Rural-Urban Differences in Three Domains of Access to Health Care Services
Rural disparities in health care availability and accessibility have been frequently identified and quantified, and rural disparities in health care coverage have been identified as a means of operationalizing the domain of affordability. However, additional domains of health care access have been studied to a lesser extent, including other means of assessing affordability (delays in care due to cost), accommodation, and acceptability have not been frequently evaluated in population-based studies. We hypothesize that rural populations, particularly Black rural populations, will have less access to health care services as operationalized by variables available in the Behavioral Risk Factor Surveillance System health care access optional module.
Our goal is to evaluate rural-urban, racial/ethnic, and regional differences in access to care using a population-based survey through the following aims:
- To examine the rural-urban differences in affordability of health care overall and stratified by race/ethnicity.
- To assess the rural-urban differences in accommodation in health care overall and stratified by race/ethnicity.
- To determine the rural-urban differences in acceptability of health care overall and stratified by race/ethnicity.

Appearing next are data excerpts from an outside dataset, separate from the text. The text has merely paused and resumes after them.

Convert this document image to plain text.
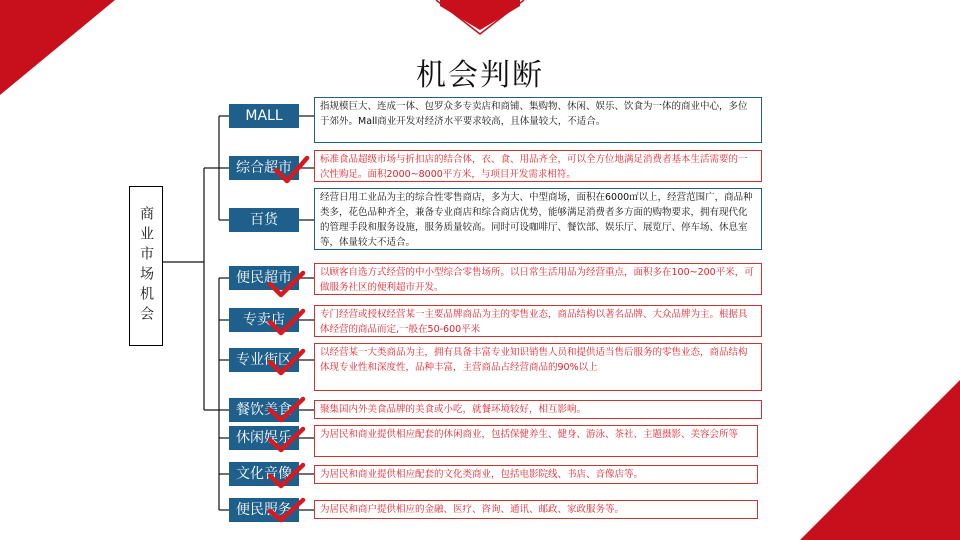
机会判断
商业市场机会
MALL
综合超市
百货
便民超市
专卖店
专业街区
餐饮美食
休闲娱乐
文化音像
便民服务
指规模巨大、连成一体、包罗众多专卖店和商铺、集购物、休闲、娱乐、饮食为一体的商业中心，多位于郊外。Mall商业开发对经济水平要求较高，且体量较大，不适合。
标准食品超级市场与折扣店的结合体，衣、食、用品齐全，可以全方位地满足消费者基本生活需要的一次性购足。面积2000~8000平方米，与项目开发需求相符。
经营日用工业品为主的综合性零售商店，多为大、中型商场，面积在6000㎡以上，经营范围广，商品种类多，花色品种齐全，兼备专业商店和综合商店优势，能够满足消费者多方面的购物要求，拥有现代化的管理手段和服务设施，服务质量较高。同时可设咖啡厅、餐饮部、娱乐厅、展览厅、停车场、休息室等，体量较大不适合。
以顾客自选方式经营的中小型综合零售场所。以日常生活用品为经营重点，面积多在100~200平米，可做服务社区的便利超市开发。
专门经营或授权经营某一主要品牌商品为主的零售业态，商品结构以著名品牌、大众品牌为主。根据具体经营的商品而定,一般在50-600平米
以经营某一大类商品为主，拥有具备丰富专业知识销售人员和提供适当售后服务的零售业态，商品结构体现专业性和深度性，品种丰富，主营商品占经营商品的90%以上
聚集国内外美食品牌的美食或小吃，就餐环境较好，相互影响。
为居民和商业提供相应配套的休闲商业，包括保健养生、健身、游泳、茶社、主题摄影、美容会所等
为居民和商业提供相应配套的文化类商业，包括电影院线、书店、音像店等。
为居民和商户提供相应的金融、医疗、咨询、通讯、邮政、家政服务等。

Variations in Affordability of Health Care by Non-Metropolitan/Metropolitan and Race/Ethnicity Status across Eight Geographically Dispersed States
Rural and Minority Health Research Center
This research examined rural-urban (i.e., non-metropolitan/metropolitan) differences in affordability inclusive of insurance coverage and cost barriers. The research also examined forgoing medical care/medication and medical debt using Behavioral Risk Factor Surveillance System survey data from the healthcare access optional module.